Cincinnati Children’s Hospital Medical Center Case Study: Anorectal Malformation

This case study describes work at Cincinnati Children’s Hospital Medical Center that demonstrates the multidisciplinary, collaborative effort to care for pediatric patients with anorectal malformations (ARM).

Clinical history

A male patient was born with an anorectal malformation and bilateral pelviectasis. He was born to a G3P3 healthy female. After birth, it was noted he had a high imperforate anus, bifid scrotum and hypospadias. He had a divided colostomy performed on day of life two.

The family elected to travel to Cincinnati, Ohio to bring their child to the Alberto Peña, MD, Colorectal Center at Cincinnati Children’s Hospital Medical Center for care of the ARM and the urologic issues.

Our approach

On initial assessment of the patient’s chart, it was apparent that he required a combined approach to manage his anorectal malformation and urogenital malformation.

On initial assessment of all patients with anorectal malformations, we look for associated defects. This not only gives us a good idea of other anomalies, but can help us predict the future continence of the patient. The screening process includes a voiding cystourethrogram and renal ultrasound to assess the urinary system. The spinal cord is also assessed because there is an association of anorectal malformations, spinal anomalies, tethered cord and possible presacral masses. This can all be seen with a spinal MRI. If needed, the heart will be assessed with an echocardiogram if there is any suspicion of cardiac disease.

To look at the severity of the anorectal malformation, a high pressure distal colostogram is obtained. This helps us plan our surgical operation and give the parents a good idea of the type of operation the baby will need.

Diagnosis of anomalies

This patient was identified as having a prostatic fistula on the distal colostogram. There was enough colon to perform a posterior sagittal incision without entering the abdomen. In our experience, patients with an ARM and hypospadias have been at higher risk of associated urologic issues and potential bladder dysfunction. This was found to be true with this patient; he was found to have Grade 2 vesicoureteral reflux on his VCUG. His renal function and kidneys looked normal.

On his screening MRI, he was found to have a shortened sacrum and a tethered cord with a cord lipoma. The family was counseled at length regarding the prostatic fistula and the long term prognosis of bladder and bowel control.

We discussed the findings of the studies, including the implication for decreased potential for bladder and bowel control, and the possibility of clean intermittent catheterization and enemas in the future to stay clean and dry.

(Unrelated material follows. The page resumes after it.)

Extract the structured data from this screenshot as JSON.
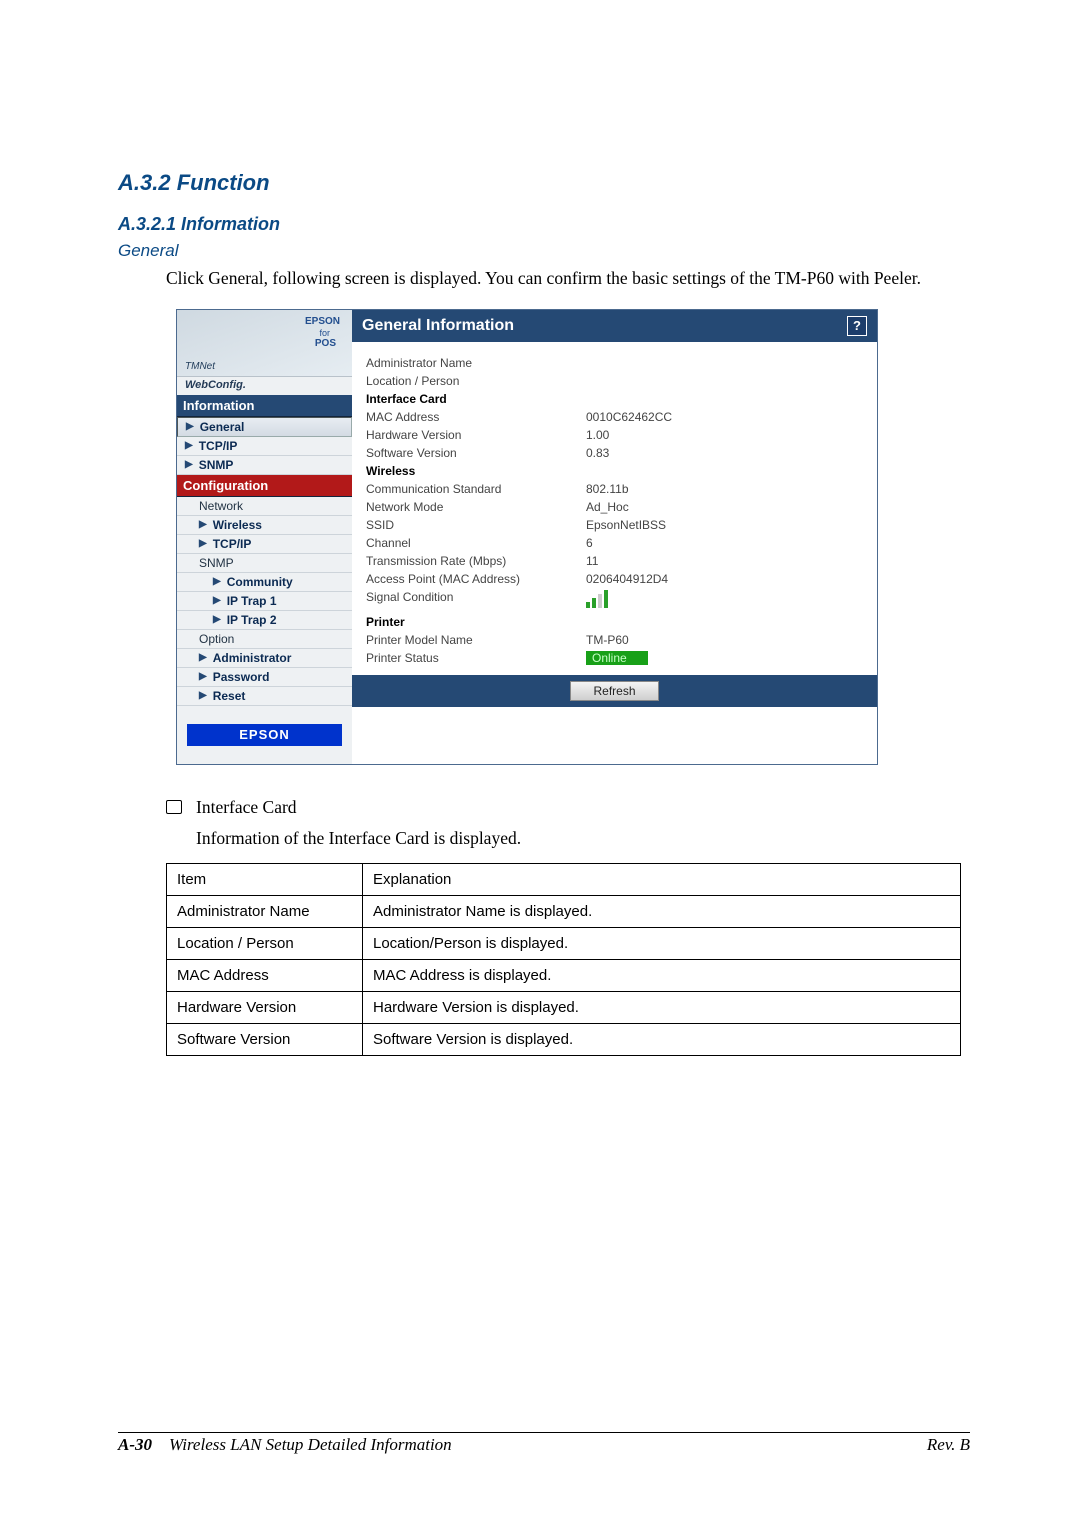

Both urology and neurosurgery were consulted and an overall plan of care was developed for the patient. Because of the severity of the tethered cord, Francesco Mangano, DO, director of pediatric neurosurgery, performed a release of his tethered cord and removal of the lipoma prior to any other interventions.

Surgical course

Cystoscopy and repair of the ARM was performed by Belinda Hsi Dickie, MD, PhD, pediatric surgeon from the colorectal team, eight weeks after the tethered cord release. The cystoscopy was performed by our pediatric urology team to delineate the anatomy. The repair of the ARM was all done posterior sagittally with no need to enter the abdomen. The patient recovered without incident, and was able to void after the catheter was removed two weeks after surgery.

While he was still diverted from any stool near his perineum, our pediatric urologists proceeded to repair his hypospadias and bifid scrotum. Four weeks following this surgery, he underwent closure of his colostomy. He has since recovered without incident and has returned home with strict guidelines for follow-up of his urologic system and his bowel management.


This case demonstrates the benefit of multidisciplinary evaluation that all patients receive at the Peña Colorectal Center at Cincinnati Children’s. All charts are reviewed and the trigger list helps ensure that urologic conditions are not missed.

The patient described had a unique set of conditions that were addressed efficiently in one evaluation. We have learned that a thorough evaluation and treatment plan before surgery helps to minimize anesthetics, improve family understanding and expectations, and may result in better outcomes. A collaborative, multidisciplinary model helps achieve these goals.